The research team assessed model performance using a temporal validation design four times: before retraining, after the first round of retraining, after the second round, and after the third and final round of retraining.
For the first round of retraining, the ML model was trained on data from 2011 to 2015. Data from 2011 to 2017 was used in the second round, and all Leiden UMC data from 2011 to 2019 was used for retaining in the final round.
From there, validation was performed on the 2018–19 Leiden UMC cohort.
Predictive performance was measured in terms of the area under the receiver operating characteristic curve (AUC) and calibration. Of the 10,052 discharged patients from the ICU at the validation site, 577 patients, or 5.7 percent, experienced readmission or death within seven days following ICU discharge.
Overall, the original model had an AUC of 0.72 when applied to the 2018-19 validation data cohort. The retrained models, however, showed improved discriminative performance, with an AUC of 0.79 for temporal validation rounds one, two, and three using the same validation data.
The researchers also found that initially, the calibration of the original model was poor, which contributed to a lack of generalizability despite similarities between patient populations, healthcare context, and model specification.
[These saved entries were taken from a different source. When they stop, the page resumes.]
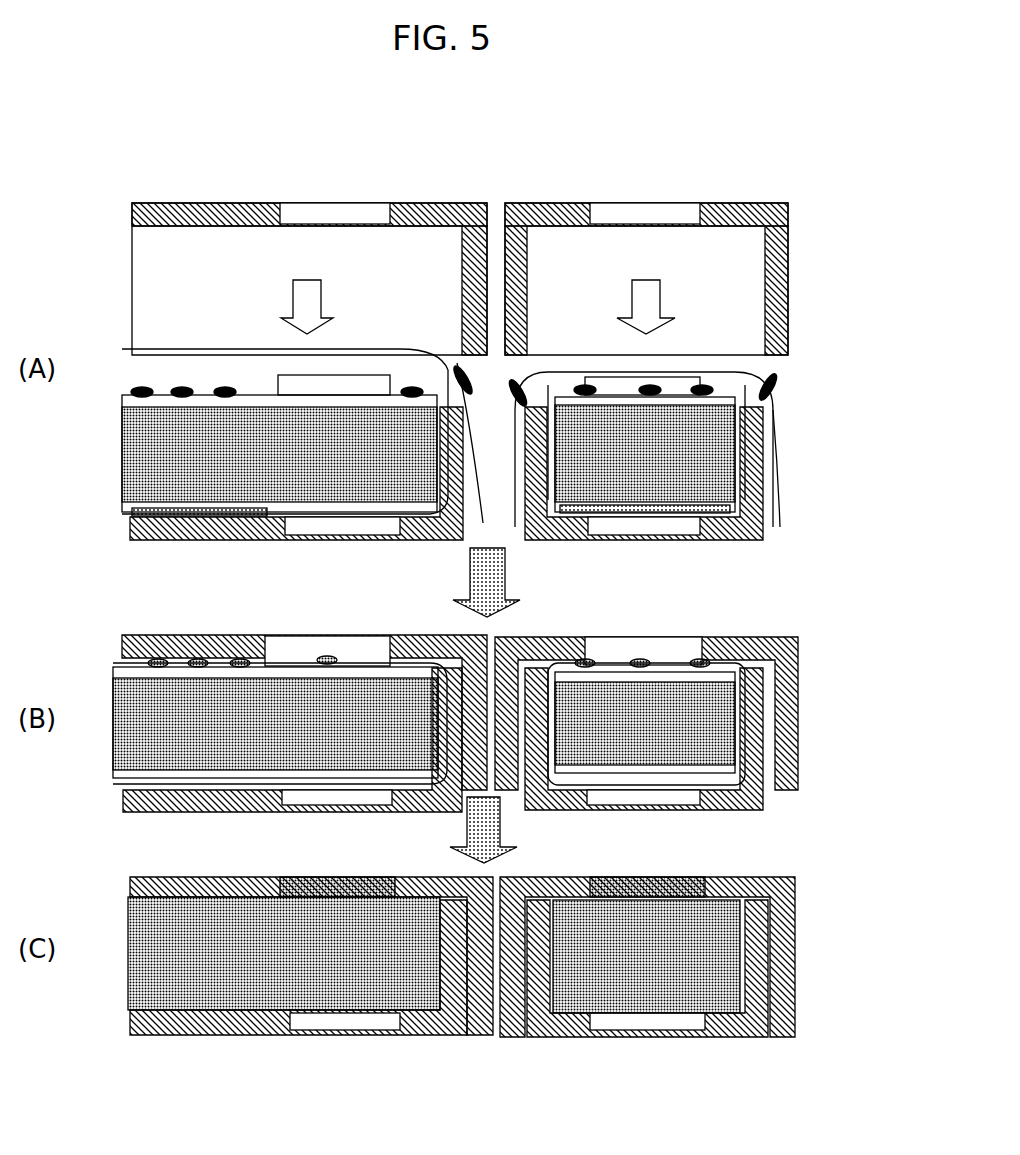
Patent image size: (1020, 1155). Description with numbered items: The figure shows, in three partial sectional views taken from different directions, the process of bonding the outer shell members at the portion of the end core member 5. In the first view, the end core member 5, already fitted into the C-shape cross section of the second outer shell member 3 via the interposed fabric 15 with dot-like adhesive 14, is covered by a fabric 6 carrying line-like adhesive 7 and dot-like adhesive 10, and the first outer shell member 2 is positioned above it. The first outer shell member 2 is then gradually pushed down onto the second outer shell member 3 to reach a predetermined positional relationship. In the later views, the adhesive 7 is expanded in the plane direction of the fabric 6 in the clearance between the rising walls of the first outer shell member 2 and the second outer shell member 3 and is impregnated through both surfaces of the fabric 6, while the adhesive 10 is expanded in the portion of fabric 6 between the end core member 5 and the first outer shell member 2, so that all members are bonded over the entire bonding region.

The first outer shell member 2 is at (452, 200).
The second outer shell member 3 is at (180, 540).
The end core member 5 is at (173, 435).
The fabric 6 is at (470, 466).
The adhesive 7 is at (476, 378).
The adhesive 10 is at (228, 390).
The adhesive 14 is at (237, 540).
The fabric 15 is at (445, 362).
However, retraining with a focus on disease severity monitoring and ICU specialty improved predictive performance.
These findings show that external validation and retraining are key steps of the ML development process that clinicians should consider before applying models to new settings, the research team concluded.
This is just one study evaluating the use of AI models and data analytics to improve ICU operations.
Last year, leadership from the University of Colorado Hospital shared how they deployed an advanced analytics tool to help detect when the hospital’s ICU was nearing maximum capacity, enabling them to move patients to less strained areas.